There are 18 bodies on Adele and 11 loos. Where does 'it' all end up?


Please don’t read this if you’re about to sit down to a meal. I have to
say the standard of cuisine aboard Adele is second to none and there is no let up on passage with three meals served a day. So far on the voyage from South Georgia, that’s about 216 individual servings!

But with 18 of us aboard the consequences of digesting all that food throws up (and there’s been a bit of that) some basic questions. Novelist Mark Chisnell, with whom I have been sharing a cabin for these past couple of weeks, casually asked if I knew where all the sewage went. He quickly apologised for being temporarily short of suitable small talk ?

We consulted the oracle – Nigel Ingram. Right in the bowels (sorry) of the yacht is a 4-ton capacity black water tank sitting on top of the keel. Black water is essentially sewage. Also feeding into that is all the galley waste because it includes some macerated food and water. The black water tank content is macerated first at each loo and then again in another part of the treatment works before reaching the tank. The heads are all flushed with fresh water but once it reaches the black tank it is mixed with sea water and chlorine at which point it is considered fit to be jettisoned. This only happens in open water and obviously Adele’s system meets all the marine anti-pollution regulations.

Paul, Adele’s engineer, added some detail: “With this many on the yacht we empty the tank about once every 36 hours.” It is simply flushed overboard via a through hull fitting. He explained that there were no regulations governing grey water, essentially basin and shower water waste, collected in separate tanks, one forward and one aft, which goes straight into the sea. In all, the yacht gets through about 3.5 tons of waste water a day. If Adele is being used in port, black water waste can be pumped directly ashore.

But what of the waste that can’t get down the plughole? Chef Claire Oliver explained that when in restricted waters like the Antarctic and South Georgia, absolutely nothing goes over the side including biodegradable matter.

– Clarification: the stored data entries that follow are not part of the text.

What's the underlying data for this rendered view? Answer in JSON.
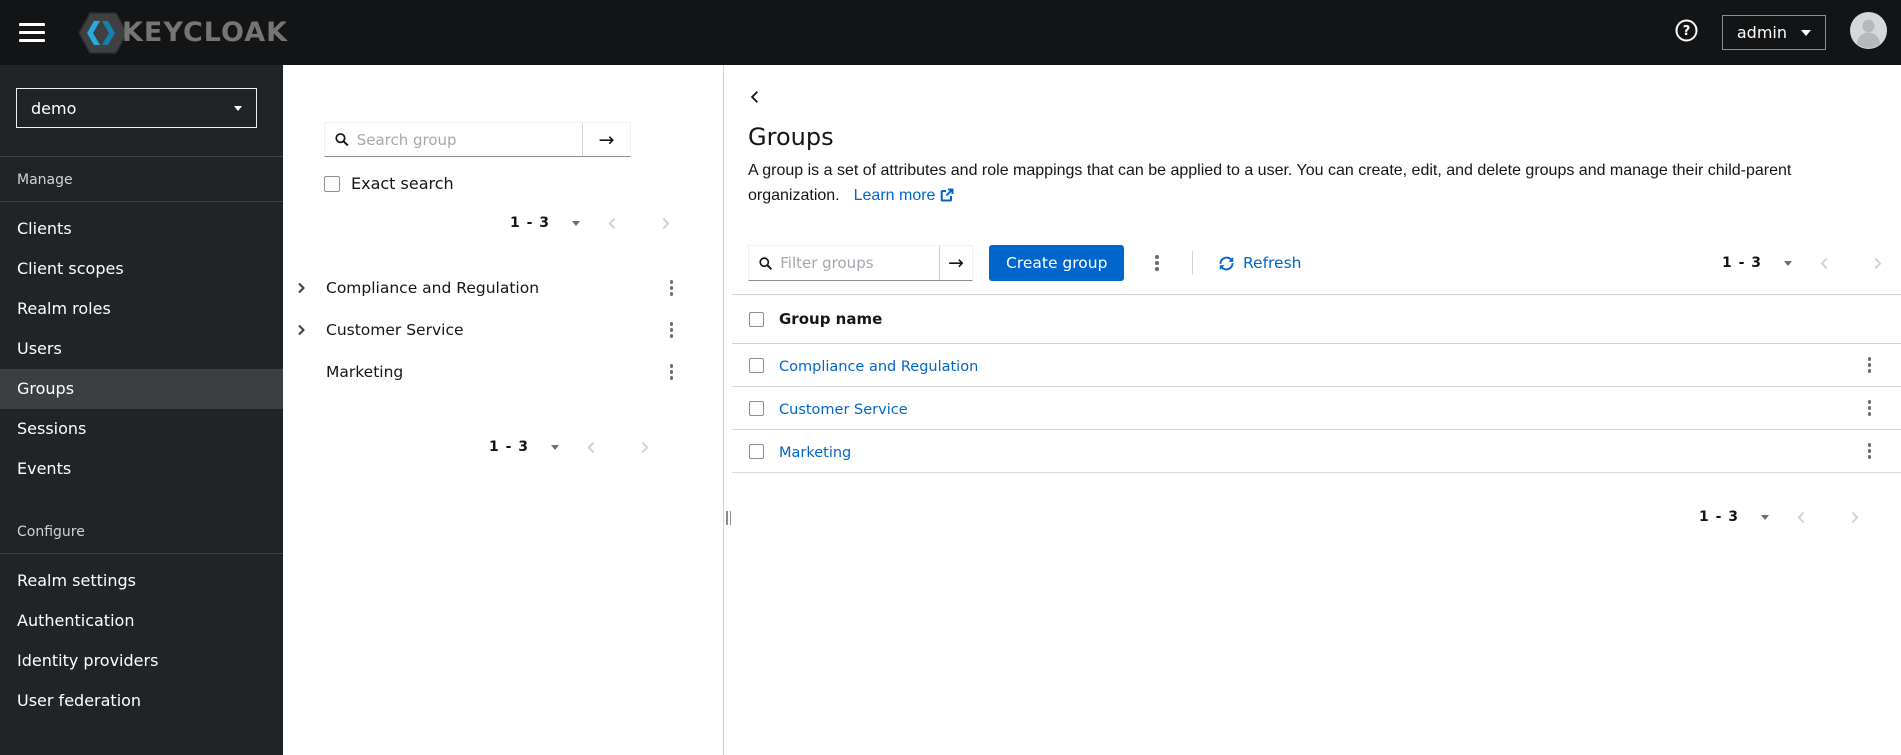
{
  "colors": {
    "accent_blue": "#0066cc",
    "masthead_bg": "#121416",
    "sidebar_bg": "#212427",
    "sidebar_active_bg": "#3c3f42",
    "link_blue": "#0066cc",
    "border_gray": "#d2d2d2"
  },
  "masthead": {
    "logo_text": "KEYCLOAK",
    "username": "admin"
  },
  "sidebar": {
    "realm_selector": {
      "value": "demo"
    },
    "sections": [
      {
        "label": "Manage",
        "items": [
          "Clients",
          "Client scopes",
          "Realm roles",
          "Users",
          "Groups",
          "Sessions",
          "Events"
        ]
      },
      {
        "label": "Configure",
        "items": [
          "Realm settings",
          "Authentication",
          "Identity providers",
          "User federation"
        ]
      }
    ],
    "active_item": "Groups"
  },
  "tree": {
    "search_placeholder": "Search group",
    "exact_search_label": "Exact search",
    "pagination": {
      "range": "1 - 3"
    },
    "items": [
      {
        "name": "Compliance and Regulation",
        "expandable": true
      },
      {
        "name": "Customer Service",
        "expandable": true
      },
      {
        "name": "Marketing",
        "expandable": false
      }
    ]
  },
  "main": {
    "title": "Groups",
    "description": "A group is a set of attributes and role mappings that can be applied to a user. You can create, edit, and delete groups and manage their child-parent organization.",
    "learn_more_label": "Learn more",
    "toolbar": {
      "filter_placeholder": "Filter groups",
      "create_button_label": "Create group",
      "refresh_label": "Refresh"
    },
    "pagination": {
      "range": "1 - 3"
    },
    "table": {
      "column_header": "Group name",
      "rows": [
        {
          "name": "Compliance and Regulation"
        },
        {
          "name": "Customer Service"
        },
        {
          "name": "Marketing"
        }
      ]
    }
  }
}
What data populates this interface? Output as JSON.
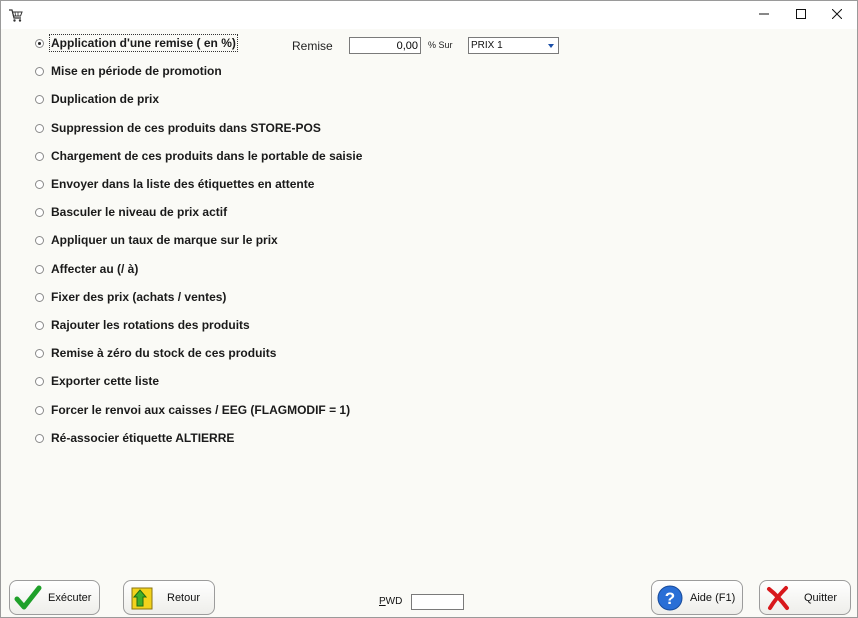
{
  "titlebar": {
    "app_icon": "shopping-cart-icon",
    "minimize_icon": "minimize-icon",
    "maximize_icon": "maximize-icon",
    "close_icon": "close-icon"
  },
  "options": [
    {
      "label": "Application d'une remise ( en %)",
      "checked": true
    },
    {
      "label": "Mise en période de promotion",
      "checked": false
    },
    {
      "label": "Duplication de prix",
      "checked": false
    },
    {
      "label": "Suppression de ces produits dans STORE-POS",
      "checked": false
    },
    {
      "label": "Chargement de ces produits dans le portable de saisie",
      "checked": false
    },
    {
      "label": "Envoyer dans la liste des étiquettes en attente",
      "checked": false
    },
    {
      "label": "Basculer le niveau de prix actif",
      "checked": false
    },
    {
      "label": "Appliquer un taux de marque sur le prix",
      "checked": false
    },
    {
      "label": "Affecter au (/ à)",
      "checked": false
    },
    {
      "label": "Fixer des prix (achats / ventes)",
      "checked": false
    },
    {
      "label": "Rajouter les rotations des produits",
      "checked": false
    },
    {
      "label": "Remise à zéro du stock de ces produits",
      "checked": false
    },
    {
      "label": "Exporter cette liste",
      "checked": false
    },
    {
      "label": "Forcer le renvoi aux caisses / EEG (FLAGMODIF = 1)",
      "checked": false
    },
    {
      "label": "Ré-associer étiquette ALTIERRE",
      "checked": false
    }
  ],
  "remise": {
    "label": "Remise",
    "value": "0,00",
    "sur_label": "% Sur",
    "select_value": "PRIX 1"
  },
  "buttons": {
    "executer": {
      "label": "Exécuter",
      "icon": "checkmark-icon"
    },
    "retour": {
      "label": "Retour",
      "icon": "back-arrow-icon"
    },
    "aide": {
      "label": "Aide (F1)",
      "icon": "help-icon"
    },
    "quitter": {
      "label": "Quitter",
      "icon": "red-x-icon"
    }
  },
  "pwd": {
    "label_first": "P",
    "label_rest": "WD",
    "value": ""
  },
  "colors": {
    "window_bg": "#fafaf6",
    "check_green": "#1fa02a",
    "help_blue": "#2a6fd6",
    "quit_red": "#d8181c",
    "retour_yellow": "#f2d21c"
  }
}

But outside those waters waste is carefully separated. Any foodstuff, very soft paper and some cardboard is put into a large bucket of water in the galley. This is jettisoned when required over the side and becomes part of the food chain. Two trash compactors will reduce the bulk of the remaining waste, which is bagged up and stored in a special locker forward or even in the three tenders which are chocked on the foredeck. In the cold weather there has been no odour and waste will be taken ashore in Rio.

Occasionally, there are places where one simply cannot take waste ashore – the San Blas Islands were an example. Then the waste is kept aboard until such time Adele is in a port, which can accept it. In the heat it can get a bit niffy.

Claire said that it was important to have the right attitude to waste onboard. Re-using plastic food bags, water bottles and other containers is something of which the whole crew are aware. According to Claire this is not, unfortunately, a universal attitude in the yachting industry and too much is thrown away, sometimes overboard, although she was impressed with one yacht, Limitless, which has its own incinerator to deal with rubbish!